Utilizar uma nova tecnologia de irrigação dos solos que fornece os volumes de água em função das necessidades específicas de cada árvore e ganhar assim eficiência na gestão dos recursos hídricos utilizados para a rega. Foi isto que foi feito em dois campos experimentais no Fundão, resultado de uma parceria entre a Universidade da Beira Interior (UBI) e a Câmara Municipal, no âmbito do projeto europeu MED-WET, que envolve oito entidades de cinco países.
Em Portugal, os testes e a procura de soluções foram feitos no Fundão, com cerejeiras, na Quinta Experimental do Seminário, e com pessegueiros, na Mata da Rainha.
Durante três anos, os investigadores propuseram-se melhorar a eficiência da irrigação na região mediterrânica, num contexto marcado pelas alterações climáticas e seca, introduzindo sistemas de rega inovadores e eficientes, destinados a pequenos agricultores destes territórios.
Com base numa primeira análise de eficiência comparativa, recorrendo aos dados recolhidos, ainda exploratórios, porque têm de ser densificados, com a monitorização e análise de mais períodos de verão, “os resultados são animadores”, salientou o coordenador, João Leitão.
“Os resultados são animadores, particularmente porque demonstram a versatilidade da tecnologia SLECI, podendo ser aplicada a diversas produções (cereja, uva e azeitona), bem como em contextos bastante diferenciados de solos e cenários climáticos”, sintetiza João Leitão, professor do Departamento de Gestão e Economia da UBI e investigador do NECE – Research Center in Business Sciences.

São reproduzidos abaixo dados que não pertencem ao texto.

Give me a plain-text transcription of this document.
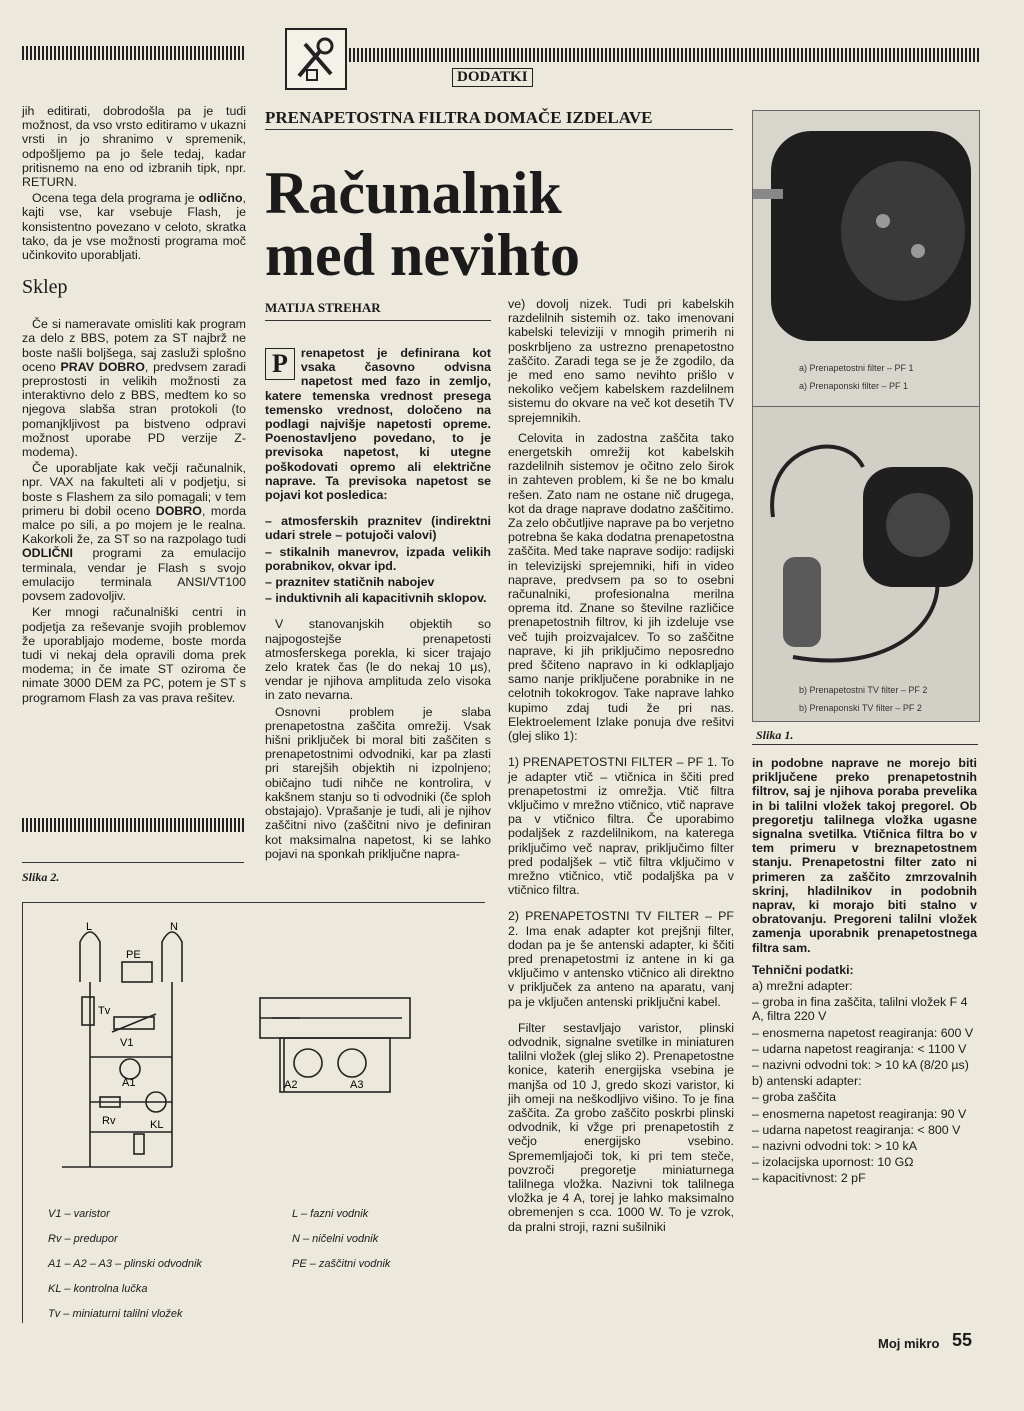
DODATKI
PRENAPETOSTNA FILTRA DOMAČE IZDELAVE
Računalnik
med nevihto
MATIJA STREHAR

jih editirati, dobrodošla pa je tudi možnost, da vso vrsto editiramo v ukazni vrsti in jo shranimo v spremenik, odpošljemo pa jo šele tedaj, kadar pritisnemo na eno od izbranih tipk, npr. RETURN.

Ocena tega dela programa je odlično, kajti vse, kar vsebuje Flash, je konsistentno povezano v celoto, skratka tako, da je vse možnosti programa moč učinkovito uporabljati.

Sklep

Če si nameravate omisliti kak program za delo z BBS, potem za ST najbrž ne boste našli boljšega, saj zasluži splošno oceno PRAV DOBRO, predvsem zaradi preprostosti in velikih možnosti za interaktivno delo z BBS, medtem ko so njegova slabša stran protokoli (to pomanjkljivost pa bistveno odpravi možnost uporabe PD verzije Z- modema).

Če uporabljate kak večji računalnik, npr. VAX na fakulteti ali v podjetju, si boste s Flashem za silo pomagali; v tem primeru bi dobil oceno DOBRO, morda malce po sili, a po mojem je le realna. Kakorkoli že, za ST so na razpolago tudi ODLIČNI programi za emulacijo terminala, vendar je Flash s svojo emulacijo terminala ANSI/VT100 povsem zadovoljiv.

Ker mnogi računalniški centri in podjetja za reševanje svojih problemov že uporabljajo modeme, boste morda tudi vi nekaj dela opravili doma prek modema; in če imate ST oziroma če nimate 3000 DEM za PC, potem je ST s programom Flash za vas prava rešitev.

P	renapetost je definirana kot vsaka časovno odvisna napetost med fazo in zemljo, katere temenska vrednost presega temensko vrednost, določeno na podlagi najvišje napetosti opreme. Poenostavljeno povedano, to je previsoka napetost, ki utegne poškodovati opremo ali električne naprave. Ta previsoka napetost se pojavi kot posledica:

– atmosferskih praznitev (indirektni udari strele – potujoči valovi)

– stikalnih manevrov, izpada velikih porabnikov, okvar ipd.

– praznitev statičnih nabojev

– induktivnih ali kapacitivnih sklopov.

V stanovanjskih objektih so najpogostejše prenapetosti atmosferskega porekla, ki sicer trajajo zelo kratek čas (le do nekaj 10 µs), vendar je njihova amplituda zelo visoka in zato nevarna.

Osnovni problem je slaba prenapetostna zaščita omrežij. Vsak hišni priključek bi moral biti zaščiten s prenapetostnimi odvodniki, kar pa zlasti pri starejših objektih ni izpolnjeno; običajno tudi nihče ne kontrolira, v kakšnem stanju so ti odvodniki (če sploh obstajajo). Vprašanje je tudi, ali je njihov zaščitni nivo (zaščitni nivo je definiran kot maksimalna napetost, ki se lahko pojavi na sponkah priključne napra-

ve) dovolj nizek. Tudi pri kabelskih razdelilnih sistemih oz. tako imenovani kabelski televiziji v mnogih primerih ni poskrbljeno za ustrezno prenapetostno zaščito. Zaradi tega se je že zgodilo, da je med eno samo nevihto prišlo v nekoliko večjem kabelskem razdelilnem sistemu do okvare na več kot desetih TV sprejemnikih.

Celovita in zadostna zaščita tako energetskih omrežij kot kabelskih razdelilnih sistemov je očitno zelo širok in zahteven problem, ki še ne bo kmalu rešen. Zato nam ne ostane nič drugega, kot da drage naprave dodatno zaščitimo. Za zelo občutljive naprave pa bo verjetno potrebna še kaka dodatna prenapetostna zaščita. Med take naprave sodijo: radijski in televizijski sprejemniki, hifi in video naprave, predvsem pa so to osebni računalniki, profesionalna merilna oprema itd. Znane so številne različice prenapetostnih filtrov, ki jih izdeluje vse več tujih proizvajalcev. To so zaščitne naprave, ki jih priključimo neposredno pred ščiteno napravo in ki odklapljajo samo nanje priključene porabnike in ne celotnih tokokrogov. Take naprave lahko kupimo zdaj tudi že pri nas. Elektroelement Izlake ponuja dve rešitvi (glej sliko 1):

1) PRENAPETOSTNI FILTER – PF 1. To je adapter vtič – vtičnica in ščiti pred prenapetostmi iz omrežja. Vtič filtra vključimo v mrežno vtičnico, vtič naprave pa v vtičnico filtra. Če uporabimo podaljšek z razdelilnikom, na katerega priključimo več naprav, priključimo filter pred podaljšek – vtič filtra vključimo v mrežno vtičnico, vtič podaljška pa v vtičnico filtra.

2) PRENAPETOSTNI TV FILTER – PF 2. Ima enak adapter kot prejšnji filter, dodan pa je še antenski adapter, ki ščiti pred prenapetostmi iz antene in ki ga vključimo v antensko vtičnico ali direktno v priključek za anteno na aparatu, vanj pa je vključen antenski priključni kabel.

Filter sestavljajo varistor, plinski odvodnik, signalne svetilke in miniaturen talilni vložek (glej sliko 2). Prenapetostne konice, katerih energijska vsebina je manjša od 10 J, gredo skozi varistor, ki jih omeji na neškodljivo višino. To je fina zaščita. Za grobo zaščito poskrbi plinski odvodnik, ki vžge pri prenapetostih z večjo energijsko vsebino. Sprememljajoči tok, ki pri tem steče, povzroči pregoretje miniaturnega talilnega vložka. Nazivni tok talilnega vložka je 4 A, torej je lahko maksimalno obremenjen s cca. 1000 W. To je vzrok, da pralni stroji, razni sušilniki

a) Prenapetostni filter – PF 1
a) Prenaponski filter – PF 1
b) Prenapetostni TV filter – PF 2
b) Prenaponski TV filter – PF 2
Slika 1.

in podobne naprave ne morejo biti priključene preko prenapetostnih filtrov, saj je njihova poraba prevelika in bi talilni vložek takoj pregorel. Ob pregoretju talilnega vložka ugasne signalna svetilka. Vtičnica filtra bo v tem primeru v breznapetostnem stanju. Prenapetostni filter zato ni primeren za zaščito zmrzovalnih skrinj, hladilnikov in podobnih naprav, ki morajo biti stalno v obratovanju. Pregoreni talilni vložek zamenja uporabnik prenapetostnega filtra sam.

Tehnični podatki:

a) mrežni adapter:

– groba in fina zaščita, talilni vložek F 4 A, filtra 220 V

– enosmerna napetost reagiranja: 600 V

– udarna napetost reagiranja: < 1100 V

– nazivni odvodni tok: > 10 kA (8/20 µs)

b) antenski adapter:

– groba zaščita

– enosmerna napetost reagiranja: 90 V

– udarna napetost reagiranja: < 800 V

– nazivni odvodni tok: > 10 kA

– izolacijska upornost: 10 GΩ

– kapacitivnost: 2 pF

Slika 2.
L	N
PE
Tv
V1
A1
Rv	KL
A2	A3
V1 – varistor
Rv – predupor
A1 – A2 – A3 – plinski odvodnik
KL – kontrolna lučka
Tv – miniaturni talilni vložek
L – fazni vodnik
N – ničelni vodnik
PE – zaščitni vodnik
Moj mikro 55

O académico explica ao NC que, em contraponto com o sistema de rega gota a gota, no caso do sistema SLECI as árvores têm de ter tempo de reação e adaptação.
Para já, tanto no caso do pêssego, como da cereja, foi possível concluir existir um “claro ganho em termos de poupança de recursos hídricos”, atendendo à subida das temperaturas médias no período verificado e os picos observados nos meses de julho e de agosto, que implicaram um aumento considerável da rega gota a gota e um volume “bastante inferior” através do método SLECI.
Na análise preliminar da produção do pêssego, percebeu-se que, com a rega gota a gota, o calibre do fruto é ligeiramente superior, mas essa diferença para a irrigação com a nova tecnologia é reduzida.
No caso da cereja, relativamente à eficiência na utilização de água para irrigação, o efeito é positivo no modelo seminormal, embora seja negativo “no modelo exponencial e na forma truncada”.
João Leitão salienta que os testes-piloto começaram a ser feitos no terreno, no Fundão, há ano e meio, e que cada local “apresenta uma combinação de gotejadores SLECI que fornecem diferentes volumes de água adaptados às necessidades específicas das árvores”.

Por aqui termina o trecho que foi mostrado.